COSCA E CHIESA
“L’espresso”, 29.10.09
di Gianni Vattimo
Che la mafia sia un fenomeno profondamente radicato nella cultura italiana, specialmente della Sicilia, e anche in una parte della tradizione religiosa del nostro cattolicissimo Paese, si può vedere confermato dal bel libro di Augusto Cavadi ora pubblicato da da una grande casa editrice cattolica, la San Paolo (”Il Dio dei mafiosi”, pp. 243, euro 18). Nel porsi il problema di spiegare come mai una associazione sanguinaria come la mafia annoveri tra i propri componenti e capi tanti, non banalmente ipocriti, credenti, Cavadi offre nel suo libro un affascinante ritratto della cultura siciliana, e più ampiamente italiana, e di una larga parte della cultura cattolica che ancora è maggioritaria nel nostro Paese (e nei risultati elettorali). Intanto, la mafia non è solo un affare di delinquenza comune, ma una sorta di ideologia complessiva che solo come tale può impegnare i suoi membri fino alla morte. E sul suo sfondo ci sta una “teologia” che l’autore identifica come specifica del “cattolicesimo mediterraneo”, e che tutti noi, meridionali o no, abbiamo almeno in parte respirato con la nostra educazione religioso-familiare. Non c’è nessun rapporto di causalità fra teologia cattolica (autoritarismo, disprezzo per la vita terrena, familismo amorale, culto del sacrificio ecc.) e mafiosità. Ma che tanto spesso di fatto le cose vadano insieme merita una attenta riflessione, anche da parte della gerarchia ecclesiastica.
1 commento:
Come può essere normale un paese dove il simbolo supremo del Bene è rappresentato da un cadavere martoriato appeso ad una croce?!
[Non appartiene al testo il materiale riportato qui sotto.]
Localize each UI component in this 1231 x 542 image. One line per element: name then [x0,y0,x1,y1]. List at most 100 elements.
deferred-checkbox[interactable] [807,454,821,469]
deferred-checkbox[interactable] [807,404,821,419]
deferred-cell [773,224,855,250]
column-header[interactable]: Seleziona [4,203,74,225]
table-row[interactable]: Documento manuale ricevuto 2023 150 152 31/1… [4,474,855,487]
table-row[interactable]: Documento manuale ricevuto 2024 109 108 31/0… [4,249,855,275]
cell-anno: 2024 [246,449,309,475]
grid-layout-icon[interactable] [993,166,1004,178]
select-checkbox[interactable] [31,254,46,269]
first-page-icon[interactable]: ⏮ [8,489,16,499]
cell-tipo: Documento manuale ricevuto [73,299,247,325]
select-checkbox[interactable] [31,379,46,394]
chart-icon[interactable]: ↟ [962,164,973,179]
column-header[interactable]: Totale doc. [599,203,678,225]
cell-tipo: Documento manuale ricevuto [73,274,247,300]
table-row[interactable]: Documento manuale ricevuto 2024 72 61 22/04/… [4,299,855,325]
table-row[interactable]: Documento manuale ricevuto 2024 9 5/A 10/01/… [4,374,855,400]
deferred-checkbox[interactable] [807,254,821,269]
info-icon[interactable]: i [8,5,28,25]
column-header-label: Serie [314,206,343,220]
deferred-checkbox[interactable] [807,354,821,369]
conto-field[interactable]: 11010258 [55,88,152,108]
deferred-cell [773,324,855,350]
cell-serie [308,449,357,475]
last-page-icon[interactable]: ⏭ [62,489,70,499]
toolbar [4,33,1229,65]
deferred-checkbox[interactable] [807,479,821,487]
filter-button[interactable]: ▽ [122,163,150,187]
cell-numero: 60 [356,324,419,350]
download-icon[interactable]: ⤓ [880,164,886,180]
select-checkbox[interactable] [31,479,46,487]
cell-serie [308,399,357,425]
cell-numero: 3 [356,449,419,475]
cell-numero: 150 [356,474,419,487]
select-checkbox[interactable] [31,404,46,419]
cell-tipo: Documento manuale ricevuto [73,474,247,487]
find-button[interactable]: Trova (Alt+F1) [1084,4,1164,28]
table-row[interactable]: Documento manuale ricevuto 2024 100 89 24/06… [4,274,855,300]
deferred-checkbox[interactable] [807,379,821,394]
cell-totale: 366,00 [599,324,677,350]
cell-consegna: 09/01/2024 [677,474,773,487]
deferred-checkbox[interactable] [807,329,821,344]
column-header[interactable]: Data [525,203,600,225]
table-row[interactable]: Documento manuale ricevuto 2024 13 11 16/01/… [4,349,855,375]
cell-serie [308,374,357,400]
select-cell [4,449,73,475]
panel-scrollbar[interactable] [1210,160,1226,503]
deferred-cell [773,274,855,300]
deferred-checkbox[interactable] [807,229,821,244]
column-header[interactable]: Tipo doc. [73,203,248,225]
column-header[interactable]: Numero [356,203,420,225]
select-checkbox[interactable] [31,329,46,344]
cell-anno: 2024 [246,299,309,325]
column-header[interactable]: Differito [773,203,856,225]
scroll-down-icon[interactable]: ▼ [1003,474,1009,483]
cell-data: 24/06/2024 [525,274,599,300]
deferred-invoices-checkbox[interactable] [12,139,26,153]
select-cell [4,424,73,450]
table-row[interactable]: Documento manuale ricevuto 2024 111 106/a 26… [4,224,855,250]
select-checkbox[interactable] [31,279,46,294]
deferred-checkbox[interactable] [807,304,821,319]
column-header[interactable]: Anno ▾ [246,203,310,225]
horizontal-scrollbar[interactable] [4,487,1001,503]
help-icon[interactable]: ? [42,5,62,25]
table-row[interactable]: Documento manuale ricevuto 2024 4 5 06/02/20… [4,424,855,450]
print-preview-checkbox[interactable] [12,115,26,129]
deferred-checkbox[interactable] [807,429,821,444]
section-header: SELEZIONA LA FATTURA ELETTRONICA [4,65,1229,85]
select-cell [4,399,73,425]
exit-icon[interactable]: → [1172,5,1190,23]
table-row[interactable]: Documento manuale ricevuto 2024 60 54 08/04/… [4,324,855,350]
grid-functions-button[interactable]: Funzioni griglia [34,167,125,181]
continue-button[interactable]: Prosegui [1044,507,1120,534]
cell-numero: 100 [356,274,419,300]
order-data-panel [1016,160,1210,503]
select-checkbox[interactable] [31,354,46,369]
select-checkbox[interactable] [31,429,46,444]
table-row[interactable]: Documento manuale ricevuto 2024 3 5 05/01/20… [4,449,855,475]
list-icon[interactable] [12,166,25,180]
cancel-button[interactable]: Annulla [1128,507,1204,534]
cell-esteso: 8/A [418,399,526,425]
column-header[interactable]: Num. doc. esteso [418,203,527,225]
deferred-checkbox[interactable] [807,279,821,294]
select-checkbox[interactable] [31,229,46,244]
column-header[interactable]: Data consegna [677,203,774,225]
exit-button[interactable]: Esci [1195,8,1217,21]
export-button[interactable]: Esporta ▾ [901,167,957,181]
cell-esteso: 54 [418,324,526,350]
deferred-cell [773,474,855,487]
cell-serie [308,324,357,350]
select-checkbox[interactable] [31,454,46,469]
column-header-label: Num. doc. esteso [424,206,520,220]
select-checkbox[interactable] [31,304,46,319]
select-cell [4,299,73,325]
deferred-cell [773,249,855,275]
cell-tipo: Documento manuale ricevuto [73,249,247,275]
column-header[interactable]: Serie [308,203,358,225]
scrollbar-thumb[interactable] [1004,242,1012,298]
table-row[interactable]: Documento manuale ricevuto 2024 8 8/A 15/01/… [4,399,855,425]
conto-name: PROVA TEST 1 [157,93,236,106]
Dalle mie parti gira una "madonna" con un pugnale conficcato nel cuore, sembra un film di paura.
Poi ci si scandalizza se una donna mostra inavveritamente le cosce.
La nostra è una cultura del terrore. Un terrorismo teologico che impone la morte come monito alla coscienza delle masse. Dalla sincope che ne deriva trasuda la surreale contraddizione dei nostri comportamenti infami.
E' un problema culutrale..? Allora, dobbiamo avere il coraggio di gurdarci dentro senza ipocrisie.